There was a key save money on Jesper Bratt, alone in front on a centering feed only 22 seconds into the match; another on a Jack Hughes deflection with 7:45 remaining in the first period; another on a Hughes rebound during the first minute of the second period with the Devils on the power play; one on a Wood breakaway 4:15 into the second period; another on a Michael McLeod rebound late before Shesterkin stoned the winger again on a two-on-one minutes later. There were a modest bunch more in the third.
“Igor has been great. He was obviously unbelievable last year as well and we know what kind of goalie he is,” said Mika Zibanejad, who beat Mackenzie Blackwood with a wrist shot up top on a breakaway at 7:02 of the first period for the goal that stood up and stood alone until Artemi Panarin got one at 7:50 of the third. “I feel like he gives us a chance to win games and every night he comes up with big saves at the right time.”
The first period was really totally open. The subsequent period was a slog, unquestionably for the Blueshirts, who cobbled together an amount of four shots and whose total offensive-zone time probably amounted to less than 45 seconds. Get it in, permit them to come out. That is the manner in which it went.
“For the first time all year I didn’t go in between periods,” said coach David Quinn, whose team is 5-1-2 in its last eight games and 10-4-3 since March 13. “[Jacob] Trouba took over, and maybe that’s our new recipe, between periods — me stay out of the locker room.
“But I just thought we really made a commitment to playing winning hockey in the third period, respected the game and respected our opponent.”
Trouba was brilliant in a game-high 22:40 on the ice, just as off it, raising his game as he did in the end of the week set against the Islanders. The Blueshirts played with conviction in the third period.

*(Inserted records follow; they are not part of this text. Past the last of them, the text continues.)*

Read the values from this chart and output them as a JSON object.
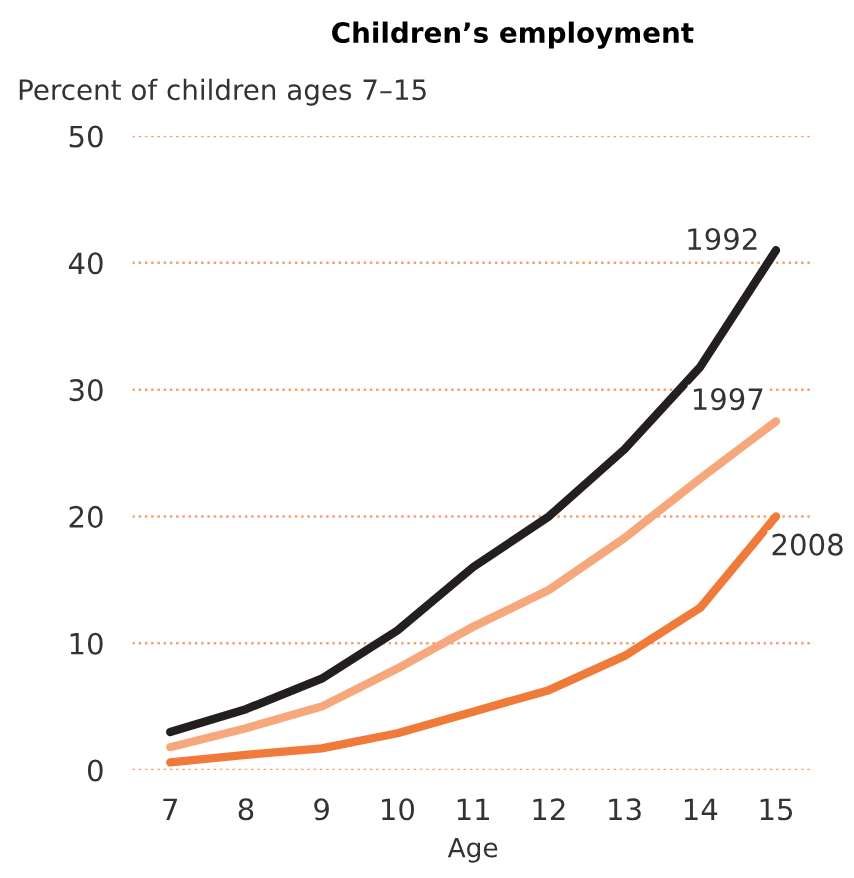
{
  "chart_data": {
    "type": "line",
    "title": "Children’s employment",
    "ylabel": "Percent of children ages 7–15",
    "xlabel": "Age",
    "x": [
      7,
      8,
      9,
      10,
      11,
      12,
      13,
      14,
      15
    ],
    "series": [
      {
        "name": "1992",
        "color": "#231f20",
        "values": [
          3,
          4.8,
          7.2,
          11,
          16,
          20,
          25.3,
          31.8,
          41
        ]
      },
      {
        "name": "1997",
        "color": "#f6a77c",
        "values": [
          1.8,
          3.3,
          5,
          8,
          11.3,
          14.2,
          18.3,
          23,
          27.5
        ]
      },
      {
        "name": "2008",
        "color": "#f07a3a",
        "values": [
          0.6,
          1.2,
          1.7,
          2.9,
          4.6,
          6.3,
          9,
          12.8,
          20
        ]
      }
    ],
    "xlim": [
      6.5,
      15.5
    ],
    "xticks": [
      7,
      8,
      9,
      10,
      11,
      12,
      13,
      14,
      15
    ],
    "ylim": [
      0,
      50
    ],
    "yticks": [
      0,
      10,
      20,
      30,
      40,
      50
    ],
    "grid": "y",
    "legend": false,
    "marker": "none",
    "line_style": "solid"
  }
}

They controlled the puck and the beat and had the option to build up some superiority over a stripped-down Devils team that needed weapons, yet not initiative. Lou Grant loathes get up and go.

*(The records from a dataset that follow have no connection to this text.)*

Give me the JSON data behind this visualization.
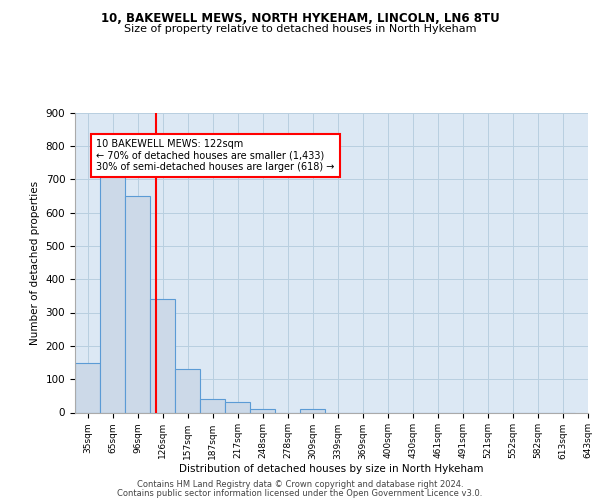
{
  "title1": "10, BAKEWELL MEWS, NORTH HYKEHAM, LINCOLN, LN6 8TU",
  "title2": "Size of property relative to detached houses in North Hykeham",
  "xlabel": "Distribution of detached houses by size in North Hykeham",
  "ylabel": "Number of detached properties",
  "bin_labels": [
    "35sqm",
    "65sqm",
    "96sqm",
    "126sqm",
    "157sqm",
    "187sqm",
    "217sqm",
    "248sqm",
    "278sqm",
    "309sqm",
    "339sqm",
    "369sqm",
    "400sqm",
    "430sqm",
    "461sqm",
    "491sqm",
    "521sqm",
    "552sqm",
    "582sqm",
    "613sqm",
    "643sqm"
  ],
  "bar_heights": [
    150,
    720,
    650,
    340,
    130,
    42,
    32,
    12,
    0,
    10,
    0,
    0,
    0,
    0,
    0,
    0,
    0,
    0,
    0,
    0
  ],
  "bar_color": "#ccd9e8",
  "bar_edge_color": "#5b9bd5",
  "grid_color": "#b8cfe0",
  "bg_color": "#dce8f4",
  "red_line_x": 2.73,
  "annotation_line1": "10 BAKEWELL MEWS: 122sqm",
  "annotation_line2": "← 70% of detached houses are smaller (1,433)",
  "annotation_line3": "30% of semi-detached houses are larger (618) →",
  "annotation_box_color": "white",
  "annotation_box_edge": "red",
  "footer1": "Contains HM Land Registry data © Crown copyright and database right 2024.",
  "footer2": "Contains public sector information licensed under the Open Government Licence v3.0.",
  "ylim": [
    0,
    900
  ],
  "yticks": [
    0,
    100,
    200,
    300,
    400,
    500,
    600,
    700,
    800,
    900
  ]
}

The Rangers’ arrangement has gotten more flexible with the expansion of Vitali Kravtsov, who played a large portion of the night with fourth-line mates Brett Howden and Kevin Rooney, yet in addition took a few turns up with the Zibanejad and Ryan Strome units. Kravtsov is by all accounts a speedy charge impetus even as he keeps on looking for his first NHL goal.

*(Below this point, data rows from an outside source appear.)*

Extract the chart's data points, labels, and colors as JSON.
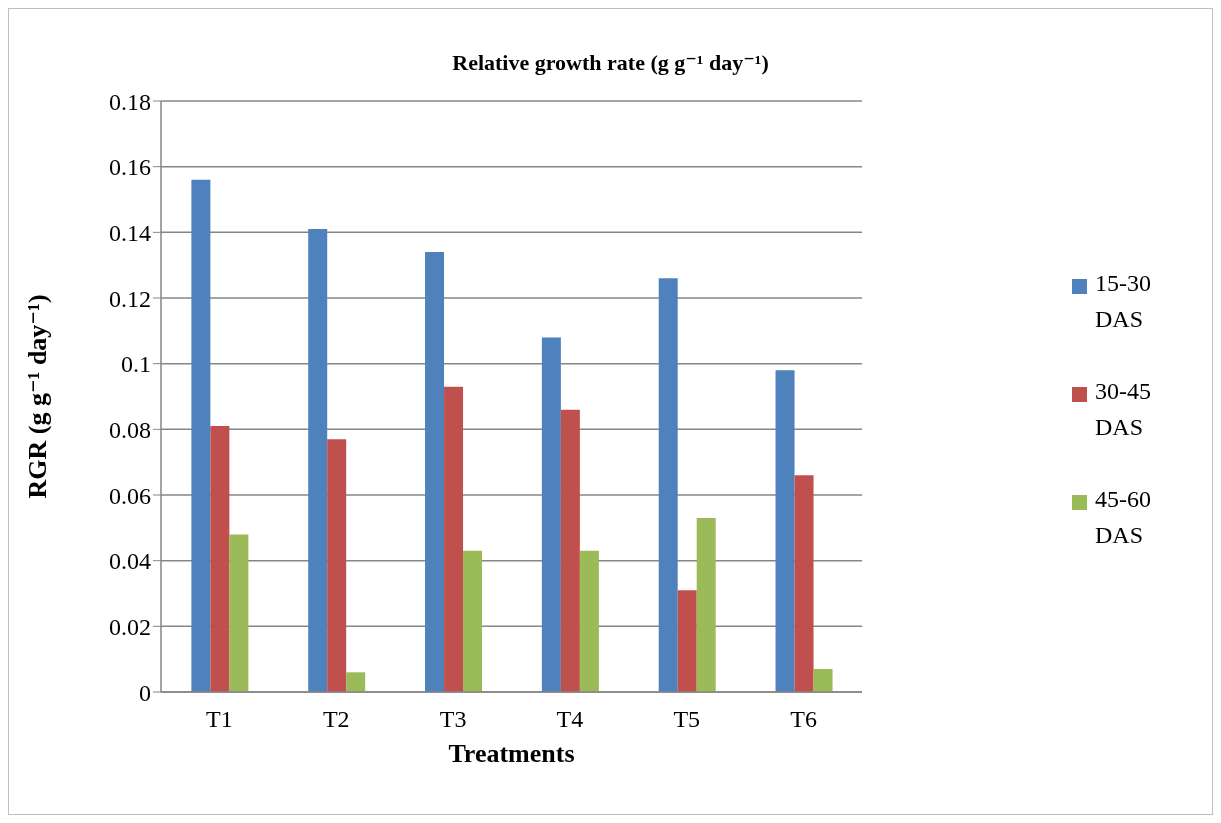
{
  "chart_data": {
    "type": "bar",
    "title": "Relative growth rate (g g⁻¹ day⁻¹)",
    "xlabel": "Treatments",
    "ylabel": "RGR (g g⁻¹ day⁻¹)",
    "categories": [
      "T1",
      "T2",
      "T3",
      "T4",
      "T5",
      "T6"
    ],
    "series": [
      {
        "name": "15-30 DAS",
        "color": "#4f81bd",
        "values": [
          0.156,
          0.141,
          0.134,
          0.108,
          0.126,
          0.098
        ]
      },
      {
        "name": "30-45 DAS",
        "color": "#c0504d",
        "values": [
          0.081,
          0.077,
          0.093,
          0.086,
          0.031,
          0.066
        ]
      },
      {
        "name": "45-60 DAS",
        "color": "#9bbb59",
        "values": [
          0.048,
          0.006,
          0.043,
          0.043,
          0.053,
          0.007
        ]
      }
    ],
    "ylim": [
      0,
      0.18
    ],
    "yticks": [
      0,
      0.02,
      0.04,
      0.06,
      0.08,
      0.1,
      0.12,
      0.14,
      0.16,
      0.18
    ],
    "grid": "y",
    "legend": "right"
  }
}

Panarin’s goal, torn from the left circle out of the shadows close to side of the net, was the 161st of his NHL vocation, his 45th wearing the Blueshirt and his 138th point in 100 games since coming to New York as a free agent throughout the late spring of 2019. That objective supported Panarin above Mark Messier for the most focuses by a major part in his initial 100 games as a Ranger.
“I knew I played my 100th game but I actually didn’t know about the points or think about the points,” Panarin said. “I always try to play 100-percent and I’m very thankful for my partners who helped me get to this point, and I’m not happy 100 percent.”
Not happy 100 percent?
“You can’t be happy 100 percent of the time,” he explained. “Maybe I’m happy 99 percent, but you always have to keep in mind that perfection is never there. Until you win the Stanley Cup, it’s not there.”